[Mlir-commits] [mlir] Fix bytecode roundtrip of unregistered ops (PR #82932)

Sun Feb 25 11:55:18 PST 2024

https://github.com/mfrancio created https://github.com/llvm/llvm-project/pull/82932

When roundtripping to bytecode an unregistered operation name that does
not contain any '.' separator, the bytecode writer will emit an op
encoding without a proper opName. In this case, the string just becomes
a possibly unknown dialect name. At parsing, this dialect name is
used as a proper operation name.

However, when the unregistered operation name coincidentally matches
that of a dialect, the parser would fail. That means we can't roundtrip
an unregistered op with a name that matches one of the registered
dialect names. For example,

```
"index"() : () -> ()
```

can be emitted but cannot be parsed, because its name is coincidentally
the same as that of the Index dialect. The patch removes such
inconsistency.

This patch specifically fixes the bytecode roundtrip of
`mlir/test/IR/parser.mlir`.

>From 270429d9c8bf97705dfc09717961ad11f2123171 Mon Sep 17 00:00:00 2001
From: Matteo Franciolini <mfranciolini at tesla.com>
Date: Mon, 19 Feb 2024 16:13:28 -0800
Subject: [PATCH] Fix bytecode roundtrip of unregistered ops

When roundtripping to bytecode an unregistered operation name that does
not contain any '.' separator, the bytecode writer will emit an op
encoding without a proper opName.

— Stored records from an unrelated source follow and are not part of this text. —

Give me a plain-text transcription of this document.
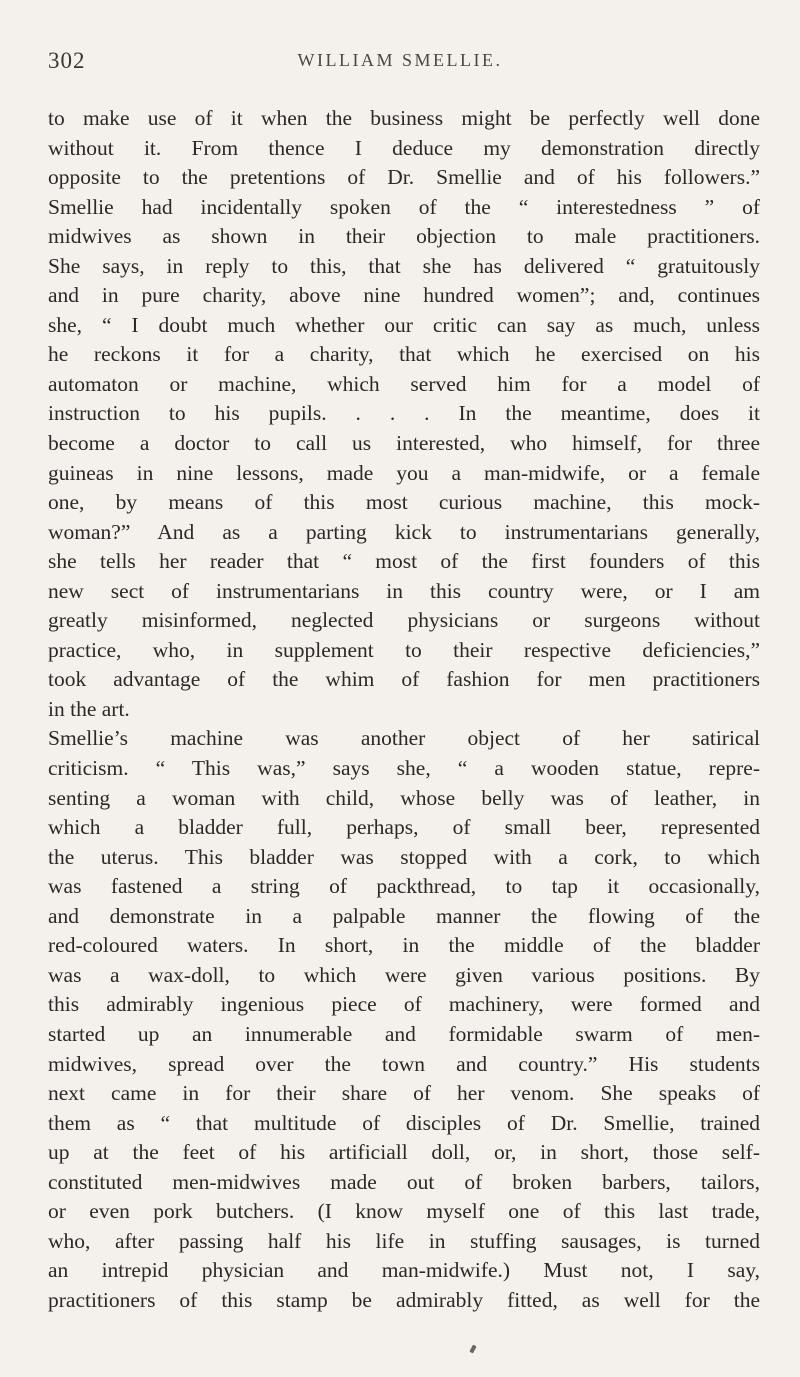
302	WILLIAM SMELLIE.
to make use of it when the business might be perfectly well done
without it. From thence I deduce my demonstration directly
opposite to the pretentions of Dr. Smellie and of his followers.”
Smellie had incidentally spoken of the “ interestedness ” of
midwives as shown in their objection to male practitioners.
She says, in reply to this, that she has delivered “ gratuitously
and in pure charity, above nine hundred women”; and, continues
she, “ I doubt much whether our critic can say as much, unless
he reckons it for a charity, that which he exercised on his
automaton or machine, which served him for a model of
instruction to his pupils. . . . In the meantime, does it
become a doctor to call us interested, who himself, for three
guineas in nine lessons, made you a man-midwife, or a female
one, by means of this most curious machine, this mock-
woman?” And as a parting kick to instrumentarians generally,
she tells her reader that “ most of the first founders of this
new sect of instrumentarians in this country were, or I am
greatly misinformed, neglected physicians or surgeons without
practice, who, in supplement to their respective deficiencies,”
took advantage of the whim of fashion for men practitioners
in the art.
Smellie’s machine was another object of her satirical
criticism. “ This was,” says she, “ a wooden statue, repre-
senting a woman with child, whose belly was of leather, in
which a bladder full, perhaps, of small beer, represented
the uterus. This bladder was stopped with a cork, to which
was fastened a string of packthread, to tap it occasionally,
and demonstrate in a palpable manner the flowing of the
red-coloured waters. In short, in the middle of the bladder
was a wax-doll, to which were given various positions. By
this admirably ingenious piece of machinery, were formed and
started up an innumerable and formidable swarm of men-
midwives, spread over the town and country.” His students
next came in for their share of her venom. She speaks of
them as “ that multitude of disciples of Dr. Smellie, trained
up at the feet of his artificiall doll, or, in short, those self-
constituted men-midwives made out of broken barbers, tailors,
or even pork butchers. (I know myself one of this last trade,
who, after passing half his life in stuffing sausages, is turned
an intrepid physician and man-midwife.) Must not, I say,
practitioners of this stamp be admirably fitted, as well for the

In this case, the string just becomes
a possibly unknown dialect name. At parsing, this dialect name is
used as a proper operation name.

However, when the unregistered operation name coincidentally matches
that of a dialect, the parser would fail. That means we can't roundtrip
an unregistered op with a name that matches one of the registered
dialect names. For example,

```
"index"() : () -> ()
```

can be emitted but cannot be parsed, because its name is coincidentally
the same as that of the Index dialect. The patch removes such
inconsistency.

This patch specifically fixes the bytecode roundtrip of
`mlir/test/IR/parser.mlir`.
---
 mlir/lib/Bytecode/Reader/BytecodeReader.cpp | 14 +++++---------
 1 file changed, 5 insertions(+), 9 deletions(-)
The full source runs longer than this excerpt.